Während des Kalten Krieges schließlich übernahmen kapitalistische Staaten und der Sowjetkommunismus die internationale Bühne und brachten die anarchistische libertäre Bewegung zum Schweigen, die in Vergessenheit geriet.

Sokrates wurde verurteilt, weil er den Geist der Jugend verdorben hatte ... und verließ ihn friedlich in die unbekannte Welt. Baruch (Benedictus) von Spinoza, dieser antirationalistische Rationalist, der die Vernunft nutzte, um sie zu überwinden, wurde aus der jüdischen Religion ketzerisiert (exkommuniziert) und sein Werk wurde in das Verzeichnis der von der katholischen Kirche verbotenen Bücher aufgenommen. Michel Foucault erforschte die Feinheiten und verschlungenen Wege des Universums des Wahnsinns. Und seine kontroverse Beschreibung des iranischen Aufstands von 1978 gegen den von der mit dem Westen verbündeten Schah-Regierung vorangetriebenen Modernisierungsprozess empörte die westliche Linke.

In Teheran war er überrascht und berichtete von der Suche der Iraner nach so etwas wie politischer Spiritualität, einer religiösen eschatologischen Revolte. Seine Kritiker interpretierten seine Berichte so, als sei Michel Foucault selbst (und nicht die Iraner) auf der Suche nach einer politischen Spiritualität und warfen ihm dann vor, die Wege zu verteidigen, die die iranische Revolution tatsächlich eingeschlagen habe.

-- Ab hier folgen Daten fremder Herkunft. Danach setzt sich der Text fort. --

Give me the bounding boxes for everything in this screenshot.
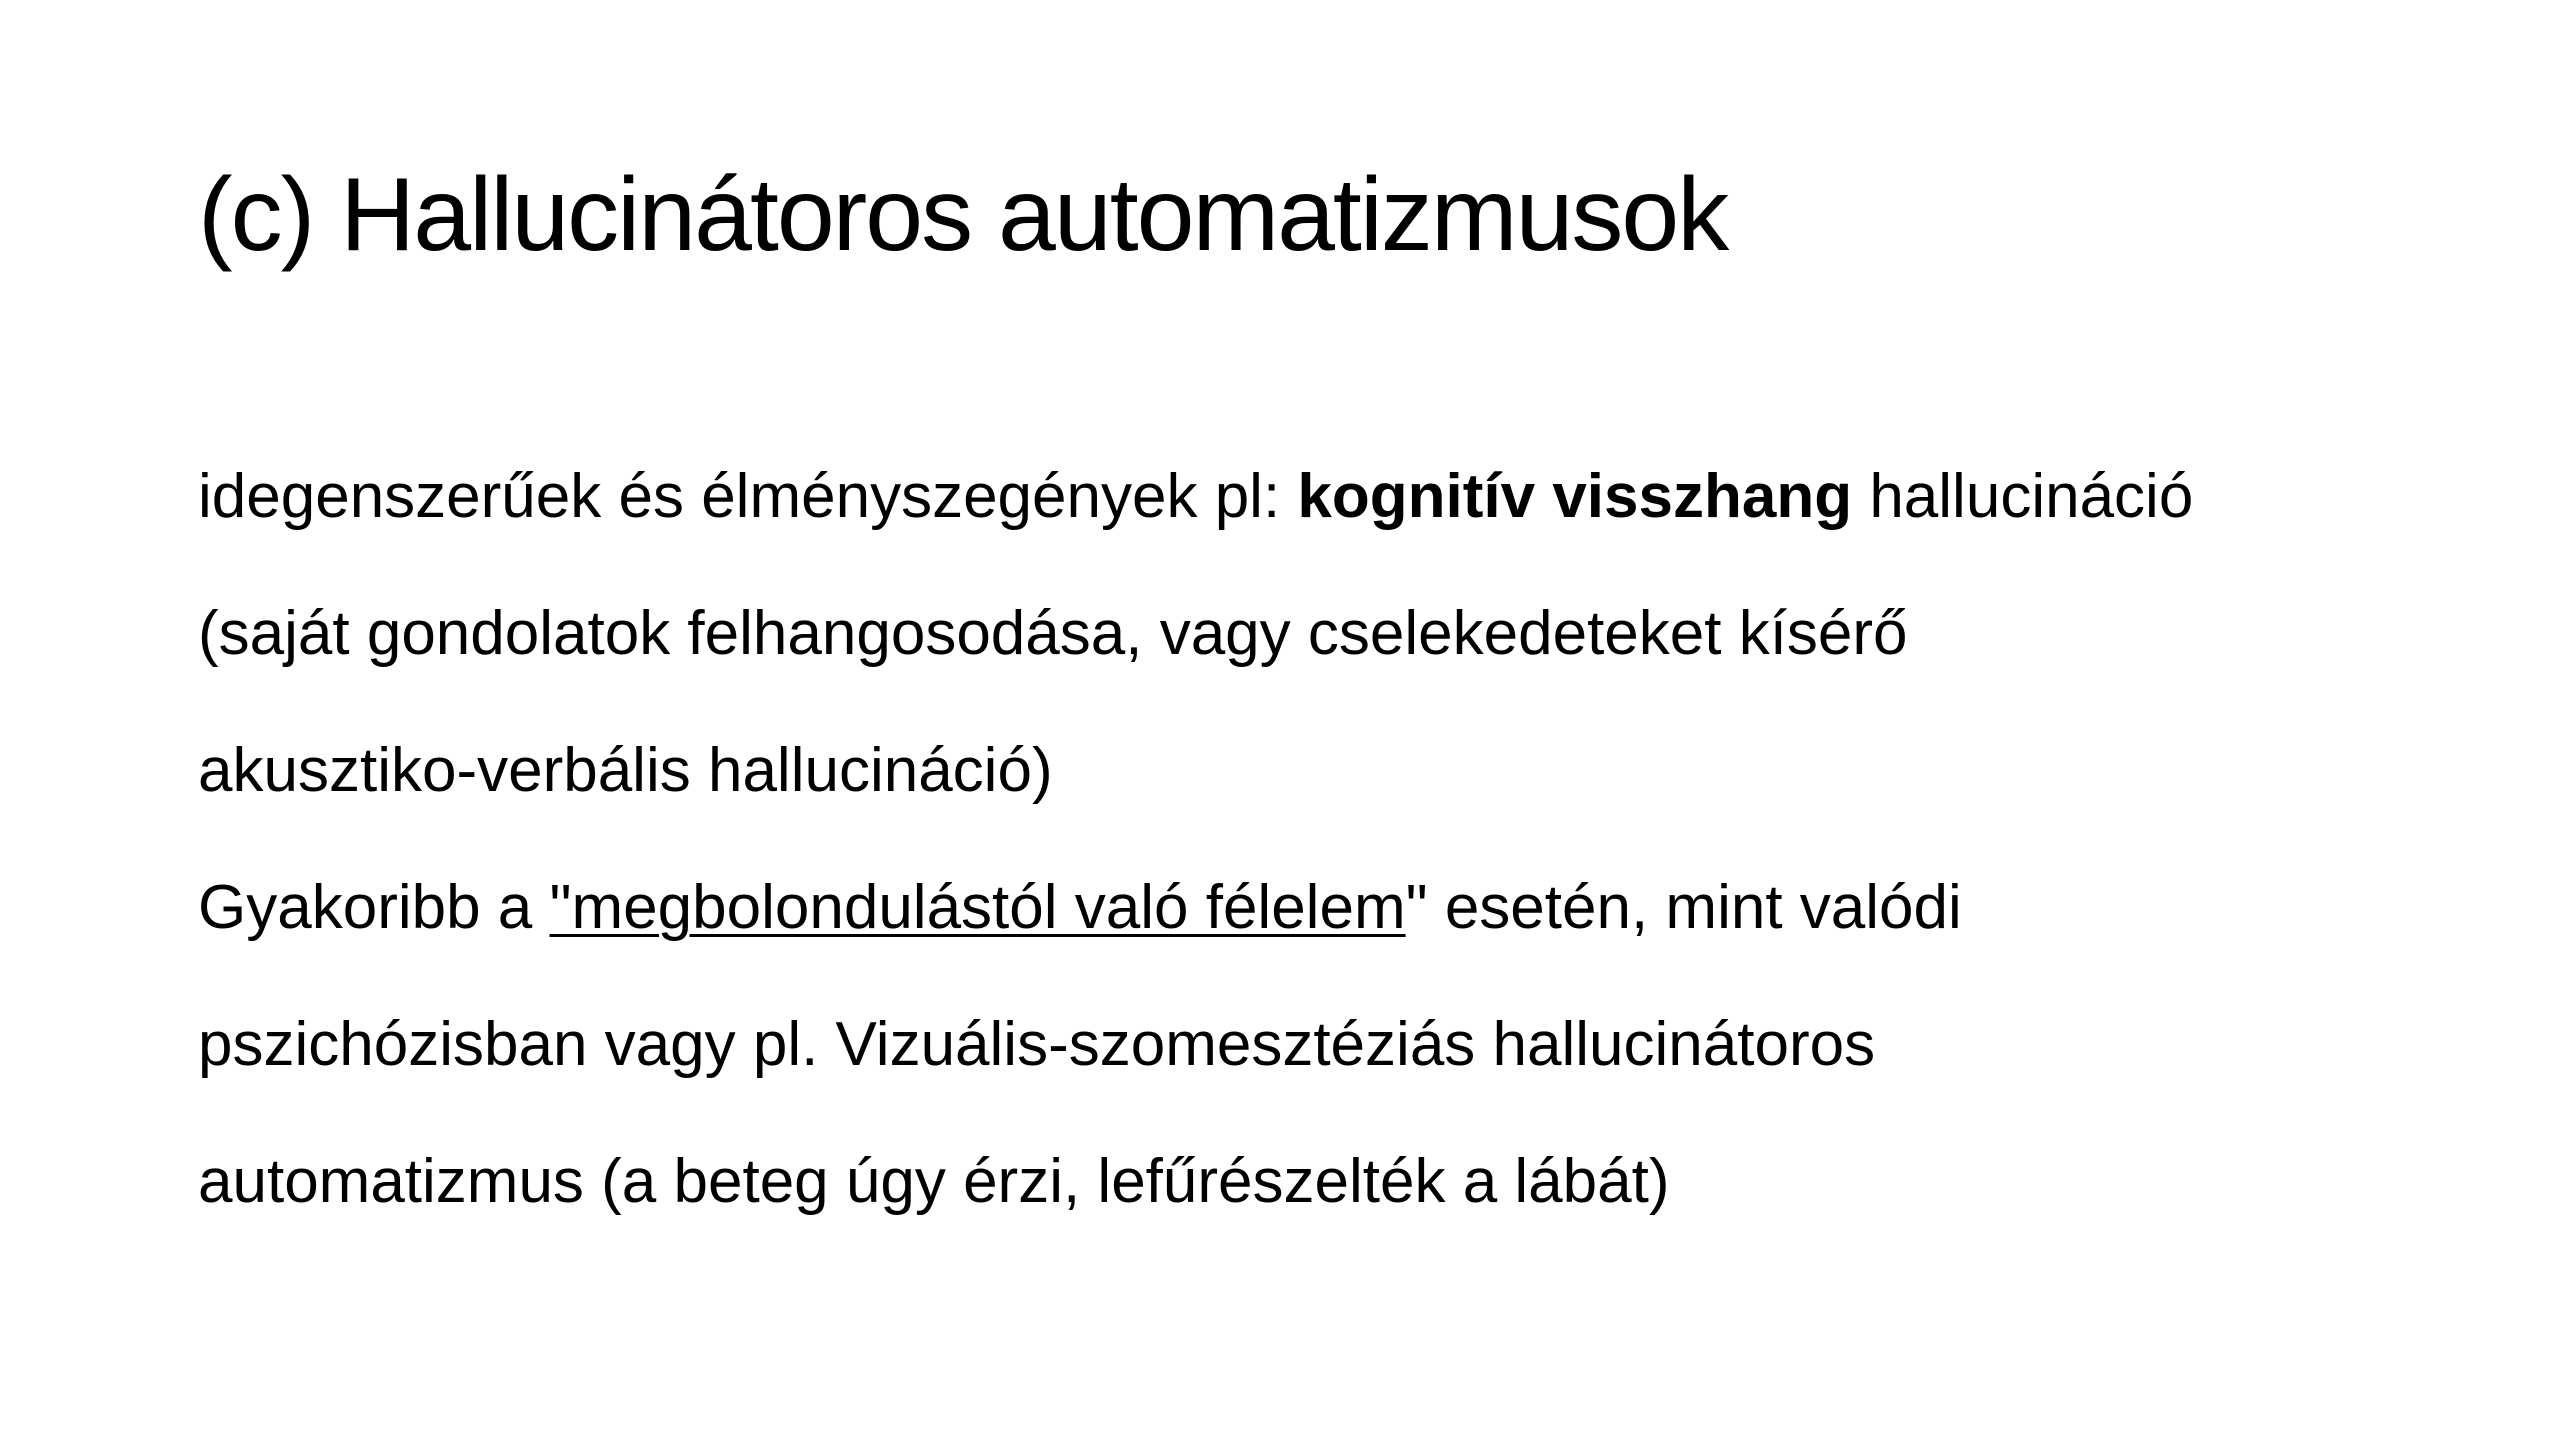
slide-title: (c) Hallucinátoros automatizmusok	[198, 157, 1728, 273]
paragraph-line: akusztiko-verbális hallucináció)	[198, 736, 1053, 805]
paragraph-line: automatizmus (a beteg úgy érzi, lefűrészelték a lábát)	[198, 1147, 1670, 1216]
slide-body	[198, 428, 2458, 1250]
paragraph-line: (saját gondolatok felhangosodása, vagy cselekedeteket kísérő	[198, 599, 1908, 668]
text-segment: idegenszerűek és élményszegények pl:	[198, 462, 1298, 531]
paragraph-line	[198, 839, 2458, 976]
paragraph-line	[198, 428, 2458, 565]
paragraph-fear-of-madness	[198, 839, 2458, 1250]
text-segment: hallucináció	[1852, 462, 2194, 531]
paragraph-line: pszichózisban vagy pl. Vizuális-szomesztéziás hallucinátoros	[198, 1010, 1876, 1079]
text-segment: " esetén, mint valódi	[1405, 873, 1962, 942]
underlined-phrase: "megbolondulástól való félelem	[549, 873, 1406, 942]
text-segment: Gyakoribb a	[198, 873, 550, 942]
paragraph-cognitive-echo	[198, 428, 2458, 839]
bold-term: kognitív visszhang	[1297, 462, 1853, 531]
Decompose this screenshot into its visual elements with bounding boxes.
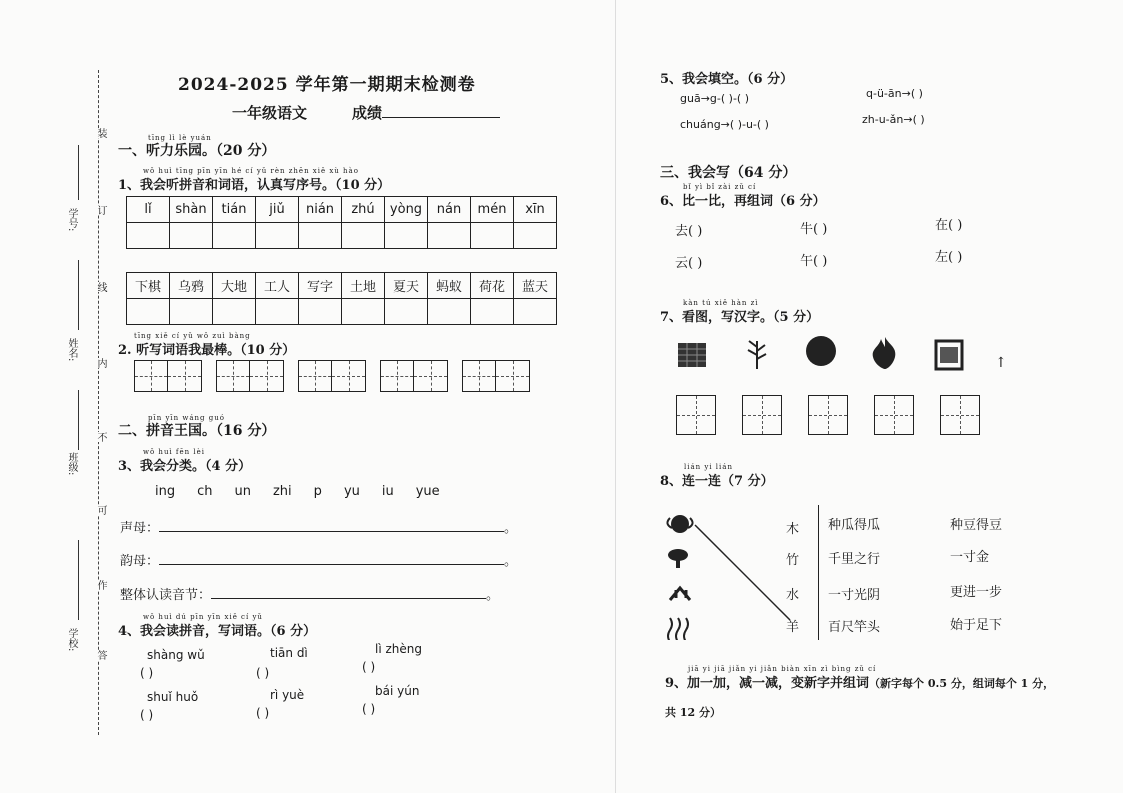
sec1-title: 一、听力乐园。（20 分） bbox=[118, 143, 276, 159]
q6-title: 6、比一比，再组词（6 分） bbox=[660, 194, 826, 209]
word-cell: 下棋 bbox=[127, 273, 170, 299]
q6-1[interactable]: 去( ) bbox=[675, 224, 703, 239]
syllable: un bbox=[234, 484, 251, 499]
fire-icon bbox=[867, 335, 903, 371]
idiom-left-1[interactable]: 种瓜得瓜 bbox=[828, 518, 881, 533]
pinyin-table bbox=[126, 196, 557, 249]
seal-8: 答 bbox=[95, 650, 106, 660]
pinyin-cell: xīn bbox=[514, 197, 557, 223]
score-blank[interactable] bbox=[382, 102, 500, 118]
seal-2: 订 bbox=[95, 205, 106, 215]
idiom-left-3[interactable]: 一寸光阴 bbox=[828, 588, 881, 603]
tianzi-box[interactable] bbox=[808, 395, 848, 435]
q6-3[interactable]: 在( ) bbox=[935, 218, 963, 233]
seal-1: 装 bbox=[95, 128, 106, 138]
tianzi-pair[interactable] bbox=[134, 360, 202, 392]
sun-icon bbox=[803, 335, 839, 371]
q7-title: 7、看图，写汉字。（5 分） bbox=[660, 310, 820, 325]
sec3-title: 三、我会写（64 分） bbox=[660, 165, 797, 181]
word-cell: 工人 bbox=[256, 273, 299, 299]
idiom-right-2[interactable]: 一寸金 bbox=[950, 550, 990, 565]
syllable-list bbox=[155, 484, 440, 499]
word-cell: 蚂蚁 bbox=[428, 273, 471, 299]
answer-cell[interactable] bbox=[471, 223, 514, 249]
answer-cell[interactable] bbox=[127, 223, 170, 249]
syllable: yu bbox=[343, 484, 360, 499]
school-label: 学校: bbox=[66, 628, 77, 652]
answer-cell[interactable] bbox=[170, 223, 213, 249]
q8-divider bbox=[818, 505, 819, 640]
subject-label: 一年级语文 bbox=[232, 104, 308, 122]
name-line bbox=[78, 260, 79, 330]
field-picture-icon bbox=[675, 335, 711, 371]
name-label: 姓名: bbox=[66, 338, 77, 362]
zhengti-row: 整体认读音节： 。 bbox=[120, 584, 499, 603]
q4-py-3: lì zhèng bbox=[375, 642, 422, 656]
bamboo-icon bbox=[670, 588, 690, 600]
q3-title: 3、我会分类。（4 分） bbox=[118, 459, 252, 474]
pinyin-cell: yòng bbox=[385, 197, 428, 223]
word-cell: 写字 bbox=[299, 273, 342, 299]
q9-pinyin: jiā yi jiā jiǎn yi jiǎn biàn xīn zì bìng zǔ cí bbox=[688, 665, 877, 673]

Alles deutet darauf hin, dass der anhaltende Aufstieg der Rechten in den westlichen Ländern eine Reaktion auf die Krise im Westen ist, eine quälende Bindung an seine Hegemonie im Zaum [https://dpp.cce.myftpupload.com/reacao/]. Und das westliche Denken, das den Anspruch erhebt, universell zu sein, ist dazu bestimmt, sich mit den alten Denkformen östlicher Kulturen auseinanderzusetzen. Welchen Platz nehmen mögliche Verrückte, Respektlose, Dissidenten, Revolutionäre und Anarchisten tatsächlich in den gegenwärtigen östlichen Kulturen ein? Welcher Platz ist den Libertären in der künftigen allgemeinen Neuordnung vorbehalten?

* Samuel Kilsztajn ist ordentlicher Professor für politische Ökonomie an der PUC-SP. Autor, unter anderem von Vom wissenschaftlichen Sozialismus zum utopischen Sozialismus [amz.run/7C8V].